Une reconstitution délicate :

     Contrairement à certains métiers voués à la précarité (ourdisseurs, fripiers…), reconstituer un tailleur de robes semble offrir une grande latitude quant au choix du statut social. C’est effectivement le cas ici, puisque par chance, le personnage choisi est domicilié à Provins dont l’effervescence au XIIIe siècle n’est plus à démontrer. Cette prise en compte du contexte dans lequel s’inclut le personnage est indispensable. Une ville dénuée de réglementation, ne pourra tout simplement pas engendrée de maitres artisans et donc de Bourgeois en son sein. Cette précision nous paraît importante et inclut le travail présenté ici dans une démarche globale qui vise à inscrire le personnage reconstitué dans un cadre cohérent.

     Vous découvrirez prochainement cette reconstitution dans une seconde partie de l’article.

Notes : 

[1] Souvent confondus, ces deux termes sont dissociés dans le livre des métiers de Boileau (1268) et celui de Tailles (1292), renvoyant respectivement aux tailleurs et aux couturiers.
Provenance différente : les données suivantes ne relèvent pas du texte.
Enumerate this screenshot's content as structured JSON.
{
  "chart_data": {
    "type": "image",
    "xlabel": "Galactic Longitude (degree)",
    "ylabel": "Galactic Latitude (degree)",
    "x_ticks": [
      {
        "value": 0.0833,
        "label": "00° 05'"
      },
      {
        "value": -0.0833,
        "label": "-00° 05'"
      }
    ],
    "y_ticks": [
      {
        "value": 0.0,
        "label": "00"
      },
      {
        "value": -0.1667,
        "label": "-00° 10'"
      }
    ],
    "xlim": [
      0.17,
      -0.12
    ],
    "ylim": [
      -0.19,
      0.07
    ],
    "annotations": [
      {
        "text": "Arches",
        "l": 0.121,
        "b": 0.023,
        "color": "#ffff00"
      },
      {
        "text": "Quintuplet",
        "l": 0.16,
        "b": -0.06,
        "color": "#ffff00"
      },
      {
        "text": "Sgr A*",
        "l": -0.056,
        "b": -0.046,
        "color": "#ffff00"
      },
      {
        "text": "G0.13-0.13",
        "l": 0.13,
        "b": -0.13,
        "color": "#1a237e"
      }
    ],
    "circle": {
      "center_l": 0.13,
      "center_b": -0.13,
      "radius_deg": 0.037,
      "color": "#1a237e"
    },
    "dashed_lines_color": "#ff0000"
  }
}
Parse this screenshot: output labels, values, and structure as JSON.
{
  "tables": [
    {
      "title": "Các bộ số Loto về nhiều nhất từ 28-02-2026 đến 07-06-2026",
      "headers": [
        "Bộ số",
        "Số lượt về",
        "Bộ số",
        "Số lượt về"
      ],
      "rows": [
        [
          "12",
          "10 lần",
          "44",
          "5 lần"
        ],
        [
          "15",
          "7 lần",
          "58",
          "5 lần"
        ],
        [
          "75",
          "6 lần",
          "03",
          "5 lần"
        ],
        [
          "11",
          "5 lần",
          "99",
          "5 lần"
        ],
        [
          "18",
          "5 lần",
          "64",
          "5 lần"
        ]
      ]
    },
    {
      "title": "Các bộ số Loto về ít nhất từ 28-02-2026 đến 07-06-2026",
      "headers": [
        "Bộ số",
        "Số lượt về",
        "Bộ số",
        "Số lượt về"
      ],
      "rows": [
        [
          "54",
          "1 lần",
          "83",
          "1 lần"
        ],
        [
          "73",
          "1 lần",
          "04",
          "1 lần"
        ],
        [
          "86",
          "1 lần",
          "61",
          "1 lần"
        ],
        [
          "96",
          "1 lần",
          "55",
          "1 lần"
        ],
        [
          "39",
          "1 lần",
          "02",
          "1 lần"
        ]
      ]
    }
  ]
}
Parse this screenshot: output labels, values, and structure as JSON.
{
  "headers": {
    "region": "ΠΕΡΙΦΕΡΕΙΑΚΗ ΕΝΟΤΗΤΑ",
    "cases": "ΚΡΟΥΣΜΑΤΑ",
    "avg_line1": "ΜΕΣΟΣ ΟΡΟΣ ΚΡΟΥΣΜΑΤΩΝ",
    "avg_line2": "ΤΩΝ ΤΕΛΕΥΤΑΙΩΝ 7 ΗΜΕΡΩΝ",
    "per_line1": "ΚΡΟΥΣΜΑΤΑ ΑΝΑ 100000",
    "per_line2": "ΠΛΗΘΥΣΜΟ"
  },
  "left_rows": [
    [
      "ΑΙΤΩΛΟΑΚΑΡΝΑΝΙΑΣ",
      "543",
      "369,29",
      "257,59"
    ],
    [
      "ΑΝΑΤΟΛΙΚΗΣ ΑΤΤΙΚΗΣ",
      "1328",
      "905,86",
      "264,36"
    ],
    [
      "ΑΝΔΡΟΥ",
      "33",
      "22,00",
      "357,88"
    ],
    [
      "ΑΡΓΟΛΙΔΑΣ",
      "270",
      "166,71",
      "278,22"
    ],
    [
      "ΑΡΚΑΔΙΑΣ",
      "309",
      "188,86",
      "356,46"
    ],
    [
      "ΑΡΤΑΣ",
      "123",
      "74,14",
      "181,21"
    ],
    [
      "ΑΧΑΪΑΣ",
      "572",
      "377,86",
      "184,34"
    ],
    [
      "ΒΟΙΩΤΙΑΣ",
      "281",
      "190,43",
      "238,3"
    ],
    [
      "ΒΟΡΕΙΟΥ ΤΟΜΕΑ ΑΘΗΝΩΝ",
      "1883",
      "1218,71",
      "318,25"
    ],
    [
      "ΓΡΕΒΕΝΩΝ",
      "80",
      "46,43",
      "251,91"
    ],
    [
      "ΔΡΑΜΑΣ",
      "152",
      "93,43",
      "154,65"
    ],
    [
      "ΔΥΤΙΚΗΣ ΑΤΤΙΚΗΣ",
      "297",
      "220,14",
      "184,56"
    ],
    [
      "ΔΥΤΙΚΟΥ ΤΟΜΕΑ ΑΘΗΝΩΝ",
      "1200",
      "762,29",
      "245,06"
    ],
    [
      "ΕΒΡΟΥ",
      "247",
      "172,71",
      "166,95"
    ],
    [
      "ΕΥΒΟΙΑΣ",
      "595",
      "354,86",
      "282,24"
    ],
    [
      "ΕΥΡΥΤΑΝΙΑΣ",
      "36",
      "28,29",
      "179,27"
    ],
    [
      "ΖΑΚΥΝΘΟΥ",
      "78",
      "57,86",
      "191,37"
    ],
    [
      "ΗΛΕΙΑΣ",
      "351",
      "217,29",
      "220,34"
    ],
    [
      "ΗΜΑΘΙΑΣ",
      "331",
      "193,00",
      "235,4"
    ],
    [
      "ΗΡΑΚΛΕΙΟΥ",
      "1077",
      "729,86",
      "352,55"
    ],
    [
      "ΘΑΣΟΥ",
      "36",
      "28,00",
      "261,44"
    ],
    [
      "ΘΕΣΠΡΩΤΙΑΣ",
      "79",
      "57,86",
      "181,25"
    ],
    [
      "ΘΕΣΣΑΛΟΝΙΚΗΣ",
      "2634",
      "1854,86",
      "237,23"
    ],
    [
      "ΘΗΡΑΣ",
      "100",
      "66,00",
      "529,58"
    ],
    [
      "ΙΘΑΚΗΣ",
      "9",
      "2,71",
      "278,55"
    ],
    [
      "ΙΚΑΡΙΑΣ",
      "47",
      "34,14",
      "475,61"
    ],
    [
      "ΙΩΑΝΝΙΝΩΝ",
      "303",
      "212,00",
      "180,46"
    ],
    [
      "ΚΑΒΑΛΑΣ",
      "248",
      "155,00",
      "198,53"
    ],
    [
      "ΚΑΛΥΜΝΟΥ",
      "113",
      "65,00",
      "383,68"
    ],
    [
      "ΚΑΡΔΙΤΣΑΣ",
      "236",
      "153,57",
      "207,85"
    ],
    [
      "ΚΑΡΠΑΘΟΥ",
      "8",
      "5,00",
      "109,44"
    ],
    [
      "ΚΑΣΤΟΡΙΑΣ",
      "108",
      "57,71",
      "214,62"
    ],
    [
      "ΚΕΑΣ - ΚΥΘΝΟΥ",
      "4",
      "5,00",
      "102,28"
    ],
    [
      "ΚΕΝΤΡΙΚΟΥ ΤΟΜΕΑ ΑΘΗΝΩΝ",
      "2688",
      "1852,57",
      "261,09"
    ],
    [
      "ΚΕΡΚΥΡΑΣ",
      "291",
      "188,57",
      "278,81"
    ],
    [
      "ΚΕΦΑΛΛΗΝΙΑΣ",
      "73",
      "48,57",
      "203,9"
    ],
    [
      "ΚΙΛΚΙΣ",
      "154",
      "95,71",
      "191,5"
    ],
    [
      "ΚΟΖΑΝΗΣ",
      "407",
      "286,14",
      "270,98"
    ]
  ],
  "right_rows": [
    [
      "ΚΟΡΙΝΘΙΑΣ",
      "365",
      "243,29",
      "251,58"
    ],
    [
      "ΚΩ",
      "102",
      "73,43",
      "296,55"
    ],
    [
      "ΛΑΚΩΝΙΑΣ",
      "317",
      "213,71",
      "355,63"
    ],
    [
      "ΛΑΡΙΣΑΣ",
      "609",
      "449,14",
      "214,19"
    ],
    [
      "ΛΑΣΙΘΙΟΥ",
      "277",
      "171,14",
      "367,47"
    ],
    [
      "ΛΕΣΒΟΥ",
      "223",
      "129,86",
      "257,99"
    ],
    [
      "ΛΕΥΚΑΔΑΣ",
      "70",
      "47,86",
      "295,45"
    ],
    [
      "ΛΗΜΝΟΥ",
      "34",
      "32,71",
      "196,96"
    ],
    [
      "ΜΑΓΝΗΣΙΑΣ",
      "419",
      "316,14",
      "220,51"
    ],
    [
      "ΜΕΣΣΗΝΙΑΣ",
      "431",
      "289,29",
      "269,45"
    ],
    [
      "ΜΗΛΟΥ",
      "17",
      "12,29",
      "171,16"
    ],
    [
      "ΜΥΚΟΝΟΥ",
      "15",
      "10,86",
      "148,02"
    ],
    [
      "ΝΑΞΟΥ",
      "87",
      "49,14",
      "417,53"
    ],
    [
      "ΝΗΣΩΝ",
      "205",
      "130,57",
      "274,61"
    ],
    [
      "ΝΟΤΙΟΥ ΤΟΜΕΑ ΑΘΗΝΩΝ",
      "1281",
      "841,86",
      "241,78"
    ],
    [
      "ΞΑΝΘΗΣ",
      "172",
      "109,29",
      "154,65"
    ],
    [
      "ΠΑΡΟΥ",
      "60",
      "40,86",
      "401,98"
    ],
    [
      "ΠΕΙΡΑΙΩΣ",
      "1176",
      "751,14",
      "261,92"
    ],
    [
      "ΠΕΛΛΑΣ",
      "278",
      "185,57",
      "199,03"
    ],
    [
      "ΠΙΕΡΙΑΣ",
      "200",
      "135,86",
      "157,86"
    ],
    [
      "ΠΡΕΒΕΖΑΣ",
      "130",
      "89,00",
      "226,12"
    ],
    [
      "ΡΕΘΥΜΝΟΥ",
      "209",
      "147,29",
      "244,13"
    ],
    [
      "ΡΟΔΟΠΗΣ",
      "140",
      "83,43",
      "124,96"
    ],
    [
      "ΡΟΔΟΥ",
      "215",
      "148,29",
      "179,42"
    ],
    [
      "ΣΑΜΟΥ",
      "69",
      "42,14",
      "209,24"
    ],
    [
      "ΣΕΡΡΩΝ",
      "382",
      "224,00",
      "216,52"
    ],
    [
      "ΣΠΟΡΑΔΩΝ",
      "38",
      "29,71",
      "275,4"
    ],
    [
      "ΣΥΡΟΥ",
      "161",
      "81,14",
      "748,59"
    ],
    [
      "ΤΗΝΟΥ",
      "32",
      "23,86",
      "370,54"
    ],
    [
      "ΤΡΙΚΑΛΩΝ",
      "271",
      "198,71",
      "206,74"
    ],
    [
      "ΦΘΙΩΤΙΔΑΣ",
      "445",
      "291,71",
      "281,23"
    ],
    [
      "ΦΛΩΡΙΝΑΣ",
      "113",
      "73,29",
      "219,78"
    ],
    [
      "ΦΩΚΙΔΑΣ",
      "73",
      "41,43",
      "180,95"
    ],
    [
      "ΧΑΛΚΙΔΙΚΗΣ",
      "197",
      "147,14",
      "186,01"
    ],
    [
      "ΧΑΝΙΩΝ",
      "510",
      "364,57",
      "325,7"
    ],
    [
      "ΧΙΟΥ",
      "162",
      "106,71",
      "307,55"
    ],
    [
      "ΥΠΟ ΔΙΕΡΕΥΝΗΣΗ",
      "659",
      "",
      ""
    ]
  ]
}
[2]« Les relations commerciales au XIIIe siècle »,  Atlas historique Duby p111 ed Larousse.

[3]«  L’enquête du XVIIe déjà citée, évoque la présence de 40000 habitants » Véronique. Terrasse, Provins, une commune du comté de champagne et de brie (1152-1355), p99. 
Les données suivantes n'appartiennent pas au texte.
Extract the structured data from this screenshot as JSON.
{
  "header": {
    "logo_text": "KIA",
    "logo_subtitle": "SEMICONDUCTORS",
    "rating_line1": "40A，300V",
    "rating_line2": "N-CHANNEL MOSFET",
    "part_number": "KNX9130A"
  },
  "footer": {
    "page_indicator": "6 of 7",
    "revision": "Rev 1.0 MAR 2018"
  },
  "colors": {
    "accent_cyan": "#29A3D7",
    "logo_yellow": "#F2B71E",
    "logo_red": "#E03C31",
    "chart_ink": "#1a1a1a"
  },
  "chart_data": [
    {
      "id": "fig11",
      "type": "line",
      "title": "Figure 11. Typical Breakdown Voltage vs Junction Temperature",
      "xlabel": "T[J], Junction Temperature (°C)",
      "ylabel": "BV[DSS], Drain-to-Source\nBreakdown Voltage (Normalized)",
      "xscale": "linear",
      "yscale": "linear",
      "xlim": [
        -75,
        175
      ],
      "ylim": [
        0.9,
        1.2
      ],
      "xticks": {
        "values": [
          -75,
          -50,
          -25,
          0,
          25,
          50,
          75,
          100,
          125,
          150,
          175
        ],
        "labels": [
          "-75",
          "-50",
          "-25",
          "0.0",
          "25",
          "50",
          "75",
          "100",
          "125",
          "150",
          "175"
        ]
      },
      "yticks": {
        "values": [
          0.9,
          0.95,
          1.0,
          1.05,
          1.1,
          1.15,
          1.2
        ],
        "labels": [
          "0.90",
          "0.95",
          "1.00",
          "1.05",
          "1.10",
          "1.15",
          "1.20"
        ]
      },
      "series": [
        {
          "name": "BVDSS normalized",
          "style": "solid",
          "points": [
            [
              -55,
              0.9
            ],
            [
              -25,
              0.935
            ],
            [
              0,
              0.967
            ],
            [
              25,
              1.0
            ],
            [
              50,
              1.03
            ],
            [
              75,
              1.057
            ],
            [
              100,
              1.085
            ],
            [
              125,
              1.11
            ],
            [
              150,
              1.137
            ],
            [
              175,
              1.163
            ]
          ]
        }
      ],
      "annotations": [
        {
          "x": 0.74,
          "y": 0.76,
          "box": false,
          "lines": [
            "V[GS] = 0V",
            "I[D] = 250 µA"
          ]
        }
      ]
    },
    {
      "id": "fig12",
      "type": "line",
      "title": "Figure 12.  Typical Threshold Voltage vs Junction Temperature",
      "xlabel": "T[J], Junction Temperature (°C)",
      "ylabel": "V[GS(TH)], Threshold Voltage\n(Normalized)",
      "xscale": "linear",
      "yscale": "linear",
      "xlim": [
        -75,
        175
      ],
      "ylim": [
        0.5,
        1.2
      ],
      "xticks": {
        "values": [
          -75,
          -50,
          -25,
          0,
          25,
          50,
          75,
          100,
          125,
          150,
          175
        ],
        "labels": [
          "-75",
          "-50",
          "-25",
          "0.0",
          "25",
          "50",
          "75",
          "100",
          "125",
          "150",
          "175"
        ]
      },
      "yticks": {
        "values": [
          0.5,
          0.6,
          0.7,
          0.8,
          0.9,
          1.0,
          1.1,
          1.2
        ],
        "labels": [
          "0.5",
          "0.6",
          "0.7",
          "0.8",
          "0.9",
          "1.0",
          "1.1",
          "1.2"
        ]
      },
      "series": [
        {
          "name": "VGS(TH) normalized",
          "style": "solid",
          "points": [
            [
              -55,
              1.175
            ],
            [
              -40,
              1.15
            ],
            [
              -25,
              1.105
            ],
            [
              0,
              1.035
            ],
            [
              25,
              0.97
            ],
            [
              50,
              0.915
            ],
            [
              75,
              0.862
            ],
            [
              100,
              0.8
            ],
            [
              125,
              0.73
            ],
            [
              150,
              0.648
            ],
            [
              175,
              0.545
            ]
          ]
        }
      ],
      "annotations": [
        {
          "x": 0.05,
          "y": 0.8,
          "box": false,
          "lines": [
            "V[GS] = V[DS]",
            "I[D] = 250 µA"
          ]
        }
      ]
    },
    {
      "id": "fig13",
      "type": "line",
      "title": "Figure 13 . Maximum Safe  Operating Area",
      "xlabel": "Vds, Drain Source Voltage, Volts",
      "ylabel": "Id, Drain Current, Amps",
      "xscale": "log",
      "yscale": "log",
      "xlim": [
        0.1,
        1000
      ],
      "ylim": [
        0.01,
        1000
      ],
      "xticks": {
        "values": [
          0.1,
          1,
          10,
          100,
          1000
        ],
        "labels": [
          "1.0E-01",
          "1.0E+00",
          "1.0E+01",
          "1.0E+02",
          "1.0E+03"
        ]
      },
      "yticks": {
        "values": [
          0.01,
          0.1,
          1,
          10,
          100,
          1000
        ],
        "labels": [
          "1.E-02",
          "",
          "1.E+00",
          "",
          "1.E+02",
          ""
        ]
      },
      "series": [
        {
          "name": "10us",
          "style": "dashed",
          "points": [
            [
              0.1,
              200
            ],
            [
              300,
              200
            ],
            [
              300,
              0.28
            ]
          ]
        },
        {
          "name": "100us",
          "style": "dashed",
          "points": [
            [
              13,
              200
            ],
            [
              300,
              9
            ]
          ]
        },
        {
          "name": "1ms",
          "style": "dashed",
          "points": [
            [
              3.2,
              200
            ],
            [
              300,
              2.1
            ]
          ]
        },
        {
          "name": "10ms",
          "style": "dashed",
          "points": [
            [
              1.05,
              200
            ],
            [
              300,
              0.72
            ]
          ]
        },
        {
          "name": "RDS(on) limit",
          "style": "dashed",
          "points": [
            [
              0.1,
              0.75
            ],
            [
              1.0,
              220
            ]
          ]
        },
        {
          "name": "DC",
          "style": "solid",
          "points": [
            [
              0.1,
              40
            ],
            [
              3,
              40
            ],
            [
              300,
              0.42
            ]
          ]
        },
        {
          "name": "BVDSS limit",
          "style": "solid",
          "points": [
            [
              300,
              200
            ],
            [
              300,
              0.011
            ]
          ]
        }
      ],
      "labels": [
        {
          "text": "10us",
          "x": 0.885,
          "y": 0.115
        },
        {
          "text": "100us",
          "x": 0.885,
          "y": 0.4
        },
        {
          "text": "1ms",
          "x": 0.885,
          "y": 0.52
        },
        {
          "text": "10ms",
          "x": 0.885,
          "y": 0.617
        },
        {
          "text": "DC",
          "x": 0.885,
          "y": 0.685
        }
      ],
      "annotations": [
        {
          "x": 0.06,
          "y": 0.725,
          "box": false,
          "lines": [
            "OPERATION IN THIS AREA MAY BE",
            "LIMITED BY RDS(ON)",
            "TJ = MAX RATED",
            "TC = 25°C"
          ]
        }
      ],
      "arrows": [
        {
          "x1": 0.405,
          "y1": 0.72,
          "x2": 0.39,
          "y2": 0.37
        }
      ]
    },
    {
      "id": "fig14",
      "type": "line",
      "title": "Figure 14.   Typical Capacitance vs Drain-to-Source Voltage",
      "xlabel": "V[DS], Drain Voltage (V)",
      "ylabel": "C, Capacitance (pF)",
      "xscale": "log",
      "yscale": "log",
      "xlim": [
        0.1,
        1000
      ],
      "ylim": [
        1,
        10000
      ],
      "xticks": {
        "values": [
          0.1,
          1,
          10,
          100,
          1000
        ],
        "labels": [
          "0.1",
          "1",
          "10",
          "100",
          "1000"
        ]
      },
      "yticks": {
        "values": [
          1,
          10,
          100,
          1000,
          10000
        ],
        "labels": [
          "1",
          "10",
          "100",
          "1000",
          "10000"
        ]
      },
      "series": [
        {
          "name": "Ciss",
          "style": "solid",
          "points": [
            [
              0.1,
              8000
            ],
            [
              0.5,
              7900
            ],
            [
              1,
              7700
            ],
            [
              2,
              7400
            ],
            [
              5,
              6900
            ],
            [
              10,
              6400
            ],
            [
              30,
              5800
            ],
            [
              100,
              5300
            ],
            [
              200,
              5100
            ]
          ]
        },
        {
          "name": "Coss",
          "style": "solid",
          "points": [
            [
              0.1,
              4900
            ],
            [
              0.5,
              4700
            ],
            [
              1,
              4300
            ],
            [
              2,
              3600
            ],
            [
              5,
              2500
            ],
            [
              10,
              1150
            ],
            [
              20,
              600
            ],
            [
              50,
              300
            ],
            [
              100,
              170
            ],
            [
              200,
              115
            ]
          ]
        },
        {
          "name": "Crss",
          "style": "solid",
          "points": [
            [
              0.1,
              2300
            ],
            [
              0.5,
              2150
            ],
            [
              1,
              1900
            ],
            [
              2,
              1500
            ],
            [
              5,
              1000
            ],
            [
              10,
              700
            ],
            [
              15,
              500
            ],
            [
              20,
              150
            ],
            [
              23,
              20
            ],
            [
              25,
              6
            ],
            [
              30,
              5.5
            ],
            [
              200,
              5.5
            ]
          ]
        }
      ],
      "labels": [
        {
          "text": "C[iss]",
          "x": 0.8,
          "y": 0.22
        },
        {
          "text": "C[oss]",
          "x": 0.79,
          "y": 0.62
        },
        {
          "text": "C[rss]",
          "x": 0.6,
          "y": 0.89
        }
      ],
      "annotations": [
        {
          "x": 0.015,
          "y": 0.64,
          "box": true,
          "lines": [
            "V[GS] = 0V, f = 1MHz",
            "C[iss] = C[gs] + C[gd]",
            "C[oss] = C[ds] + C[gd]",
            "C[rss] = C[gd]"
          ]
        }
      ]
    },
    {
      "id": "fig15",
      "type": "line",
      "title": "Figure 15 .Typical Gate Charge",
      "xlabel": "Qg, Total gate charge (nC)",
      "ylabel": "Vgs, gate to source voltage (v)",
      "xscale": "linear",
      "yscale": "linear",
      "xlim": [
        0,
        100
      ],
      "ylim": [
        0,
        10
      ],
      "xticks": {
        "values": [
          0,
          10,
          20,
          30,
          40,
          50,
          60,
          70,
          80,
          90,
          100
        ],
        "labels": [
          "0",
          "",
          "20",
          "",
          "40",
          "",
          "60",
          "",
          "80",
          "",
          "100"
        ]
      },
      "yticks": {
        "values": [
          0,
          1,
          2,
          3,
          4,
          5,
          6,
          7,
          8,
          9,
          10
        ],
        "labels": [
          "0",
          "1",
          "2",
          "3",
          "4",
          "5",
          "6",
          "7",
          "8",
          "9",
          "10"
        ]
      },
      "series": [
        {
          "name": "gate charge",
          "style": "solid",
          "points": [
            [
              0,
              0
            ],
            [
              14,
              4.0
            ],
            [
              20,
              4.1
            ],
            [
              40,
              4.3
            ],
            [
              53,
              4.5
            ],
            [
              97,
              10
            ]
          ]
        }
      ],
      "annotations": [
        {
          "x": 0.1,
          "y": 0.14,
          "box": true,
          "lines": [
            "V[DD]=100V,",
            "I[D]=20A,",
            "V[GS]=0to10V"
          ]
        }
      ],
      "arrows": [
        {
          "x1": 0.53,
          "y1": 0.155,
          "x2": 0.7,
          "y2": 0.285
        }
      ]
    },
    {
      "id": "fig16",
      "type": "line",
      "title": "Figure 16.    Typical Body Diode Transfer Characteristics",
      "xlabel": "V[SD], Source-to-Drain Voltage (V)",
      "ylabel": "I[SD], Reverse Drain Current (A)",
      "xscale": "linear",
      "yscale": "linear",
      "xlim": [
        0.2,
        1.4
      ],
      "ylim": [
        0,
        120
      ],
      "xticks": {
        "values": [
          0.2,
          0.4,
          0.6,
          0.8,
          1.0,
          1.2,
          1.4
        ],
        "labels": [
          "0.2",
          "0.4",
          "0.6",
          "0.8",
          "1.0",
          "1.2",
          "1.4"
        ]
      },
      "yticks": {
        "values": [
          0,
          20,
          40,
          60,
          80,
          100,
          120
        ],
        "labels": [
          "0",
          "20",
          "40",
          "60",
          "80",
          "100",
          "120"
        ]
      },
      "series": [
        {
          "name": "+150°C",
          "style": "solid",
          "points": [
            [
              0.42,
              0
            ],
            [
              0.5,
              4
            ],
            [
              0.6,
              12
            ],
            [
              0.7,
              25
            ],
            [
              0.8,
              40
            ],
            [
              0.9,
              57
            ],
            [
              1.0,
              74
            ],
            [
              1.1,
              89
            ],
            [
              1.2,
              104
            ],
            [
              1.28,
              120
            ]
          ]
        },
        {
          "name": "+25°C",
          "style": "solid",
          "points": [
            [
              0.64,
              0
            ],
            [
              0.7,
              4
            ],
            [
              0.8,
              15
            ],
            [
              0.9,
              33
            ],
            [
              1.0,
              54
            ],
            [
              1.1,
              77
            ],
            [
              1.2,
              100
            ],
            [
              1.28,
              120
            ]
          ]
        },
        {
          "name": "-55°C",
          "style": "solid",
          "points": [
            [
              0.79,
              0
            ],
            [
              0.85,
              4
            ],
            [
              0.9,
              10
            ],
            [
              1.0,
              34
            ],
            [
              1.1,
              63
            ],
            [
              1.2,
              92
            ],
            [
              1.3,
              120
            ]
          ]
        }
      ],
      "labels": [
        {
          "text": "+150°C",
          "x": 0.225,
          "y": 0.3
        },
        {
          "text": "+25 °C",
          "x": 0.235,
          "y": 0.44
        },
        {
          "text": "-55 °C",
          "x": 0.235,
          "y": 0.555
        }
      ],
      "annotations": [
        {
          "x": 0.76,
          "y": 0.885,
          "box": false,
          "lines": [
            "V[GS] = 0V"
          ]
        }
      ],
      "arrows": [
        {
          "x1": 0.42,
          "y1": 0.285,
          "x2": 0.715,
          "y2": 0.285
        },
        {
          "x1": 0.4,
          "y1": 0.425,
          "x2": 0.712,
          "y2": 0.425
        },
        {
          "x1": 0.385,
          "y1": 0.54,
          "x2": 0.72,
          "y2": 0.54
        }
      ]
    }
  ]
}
[4] A noter qu’aujourd’hui la population de Provins dépasse de peu les 10000 habitants.

[5] « […] cet infortuné magistrat périt massacré par les ouvriers drapiers de Provins… » Felix Bourquelot Notice sur le manuscrit intitulé Cartulaire de la ville de Provins,XIIIe et XIVe siècles [premier article].In: Bibliothèque de l'école des chartes. 1856, tome 17. pp. 193-241.

[6] « Il est difficile […] de distinguer, en fouille, l’artisanat de la simple couture domestique » Danièle Alexandre-Bidon et Marie Thérèse Lorcin, Le Quotidien au temps des fabliaux.

[7] « L’oustillement du vilain et le Dit de Ménage […] aiguilles, forces… » Danièle Alexandre-Bidon et Marie Thérèse Lorcin, Le Quotidien au temps des fabliaux. 

Bibliographie : 

 Monographie des villes et villages de France, Histoire de Provins, Tome 1 Félix Bourquelot 1839

 Notice sur le manuscrit intitulé Cartulaire de la ville de Provins XIIIe et XIVe siècles, In :              Bibliothèque de l’école des chartes, Félix Bourquelot 1856.

 Le Bourgeois de Paris au Moyen-âge, Jean Favier, 2012.

 Les corporations ouvrières de Paris, du XIIe au XVIIe siècle, Franklin, 1884.                        

 Le Quotidien au temps des fabliaux, Danièle Alexandre Bidon et Marie Thérèse Lorcin 2003.        

 Provins, Une commune du comté de Champagne et de Brie (1152-1355), Véronique Terrasse, 2005.  

 Actes et Comptes de la commune de Provins de l’an 1271 à l’an 1330, Société d’histoire et      d’archéologie de l’arrondissement de Provins, Maurice Prou, Jules d’Auriac, 1933.        

 Atlas historique Duby, 2008 .

 Les tentes et l'activité militaire. Les guerres d'Edouard Ier Plantagenet (1272-1307), Lachaud      Frédérique. 1999.